Greta mengerjap mengibaskan tangan, "Hari ini aku terlambat lima belas menit. Kalau kau tepat seperti biasanya kurasa kedudukan akan tetap. Kemenangan mutlak saat kau telat dua jam! Itu tidak lucu."

Bola matanya yang jernih menatap Greta, "Esok hari ulang tahunku yang pertama kali sejak kejadian itu, kau tahu. Bayu ingin melakukan sesuatu yang spesial."

"Jadi, putra duta besar itu akan menjadikanmu ratu sehari?"

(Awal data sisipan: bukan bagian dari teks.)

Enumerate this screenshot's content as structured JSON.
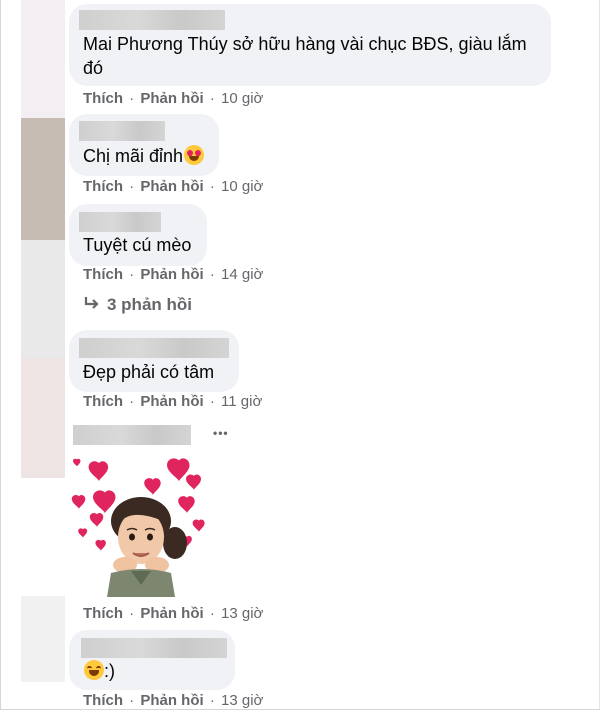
{
  "actions": {
    "like": "Thích",
    "reply": "Phản hồi",
    "separator": "·"
  },
  "comments": [
    {
      "text": "Mai Phương Thúy sở hữu hàng vài chục BĐS, giàu lắm đó",
      "time": "10 giờ"
    },
    {
      "text": "Chị mãi đỉnh",
      "emoji": "heart-eyes-emoji",
      "time": "10 giờ"
    },
    {
      "text": "Tuyệt cú mèo",
      "time": "14 giờ",
      "replies": "3 phản hồi"
    },
    {
      "text": "Đẹp phải có tâm",
      "time": "11 giờ"
    },
    {
      "sticker": "hearts-avatar-sticker",
      "more": "•••",
      "time": "13 giờ"
    },
    {
      "text": ":)",
      "emoji": "laughing-emoji",
      "time": "13 giờ"
    }
  ],
  "colors": {
    "bubble": "#f0f2f5",
    "meta": "#65676b",
    "heart": "#e0245e"
  }
}
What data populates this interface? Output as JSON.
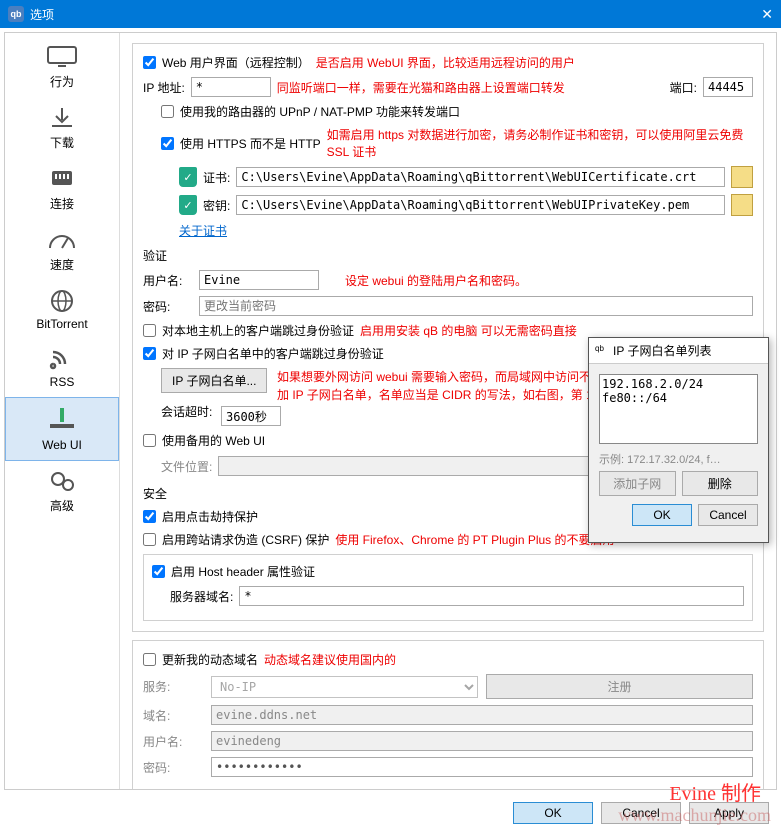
{
  "window": {
    "title": "选项",
    "close": "✕"
  },
  "sidebar": {
    "items": [
      {
        "label": "行为"
      },
      {
        "label": "下载"
      },
      {
        "label": "连接"
      },
      {
        "label": "速度"
      },
      {
        "label": "BitTorrent"
      },
      {
        "label": "RSS"
      },
      {
        "label": "Web UI"
      },
      {
        "label": "高级"
      }
    ]
  },
  "webui": {
    "enable_label": "Web 用户界面（远程控制）",
    "enable_note": "是否启用 WebUI 界面，比较适用远程访问的用户",
    "ip_label": "IP 地址:",
    "ip_value": "*",
    "ip_note": "同监听端口一样，需要在光猫和路由器上设置端口转发",
    "port_label": "端口:",
    "port_value": "44445",
    "upnp_label": "使用我的路由器的 UPnP / NAT-PMP 功能来转发端口",
    "https_label": "使用 HTTPS 而不是 HTTP",
    "https_note": "如需启用 https 对数据进行加密，请务必制作证书和密钥，可以使用阿里云免费 SSL 证书",
    "cert_label": "证书:",
    "cert_value": "C:\\Users\\Evine\\AppData\\Roaming\\qBittorrent\\WebUICertificate.crt",
    "key_label": "密钥:",
    "key_value": "C:\\Users\\Evine\\AppData\\Roaming\\qBittorrent\\WebUIPrivateKey.pem",
    "about_cert": "关于证书",
    "auth_title": "验证",
    "user_label": "用户名:",
    "user_value": "Evine",
    "user_note": "设定 webui 的登陆用户名和密码。",
    "pass_label": "密码:",
    "pass_placeholder": "更改当前密码",
    "bypass_local_label": "对本地主机上的客户端跳过身份验证",
    "bypass_local_note": "启用用安装 qB 的电脑 可以无需密码直接",
    "bypass_subnet_label": "对 IP 子网白名单中的客户端跳过身份验证",
    "subnet_btn": "IP 子网白名单...",
    "subnet_note": "如果想要外网访问 webui 需要输入密码，而局域网中访问不需要输入，则启用此功能并添加 IP 子网白名单，名单应当是 CIDR 的写法，如右图，第 1 行为 ipv4，第 2 行为 ipv6。",
    "timeout_label": "会话超时:",
    "timeout_value": "3600秒",
    "alt_webui_label": "使用备用的 Web UI",
    "file_loc_label": "文件位置:",
    "security_title": "安全",
    "clickjack_label": "启用点击劫持保护",
    "csrf_label": "启用跨站请求伪造 (CSRF) 保护",
    "csrf_note": "使用 Firefox、Chrome 的 PT Plugin Plus 的不要启用",
    "host_header_label": "启用 Host header 属性验证",
    "server_domain_label": "服务器域名:",
    "server_domain_value": "*",
    "dyndns_label": "更新我的动态域名",
    "dyndns_note": "动态域名建议使用国内的",
    "dns_service_label": "服务:",
    "dns_service_value": "No-IP",
    "dns_register": "注册",
    "dns_domain_label": "域名:",
    "dns_domain_value": "evine.ddns.net",
    "dns_user_label": "用户名:",
    "dns_user_value": "evinedeng",
    "dns_pass_label": "密码:"
  },
  "dialog": {
    "title": "IP 子网白名单列表",
    "content": "192.168.2.0/24\nfe80::/64",
    "example": "示例: 172.17.32.0/24, f…",
    "add": "添加子网",
    "delete": "删除",
    "ok": "OK",
    "cancel": "Cancel"
  },
  "footer": {
    "ok": "OK",
    "cancel": "Cancel",
    "apply": "Apply"
  },
  "watermark": {
    "author": "Evine 制作",
    "url": "www.machunjie.com"
  }
}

Tian menjinjit alis. Rasanya senang sekali kalau ada orang yang bisa mengerti tanpa harus repot-repot menjelaskan. Lalu dia mulai bersemangat untuk menceritakan. Digamitnya tangan Greta untuk duduk di kursi kecil, sambil sesekali menyambut pelanggan yang masuk, dan tengok kanan-kiri barang kali ada yang ingin menguping.

"Mula-mula kami akan sarapan di kafe yang menghadap langsung ke Pantai Cooge. Setelah semuanya mengendap di perut, dia berjanji akan membawaku ke tepiannya, menendang arus, membuat jejak di pasir. Kami akan menonton ombak! Mungkin aku harus memakai sesuatu yang sedikit bernuansa Hawaii. Sebelum melakukan yang lebih keren lagi, aku harus mengantar Bayu bermain Rugby. Setelah itu-."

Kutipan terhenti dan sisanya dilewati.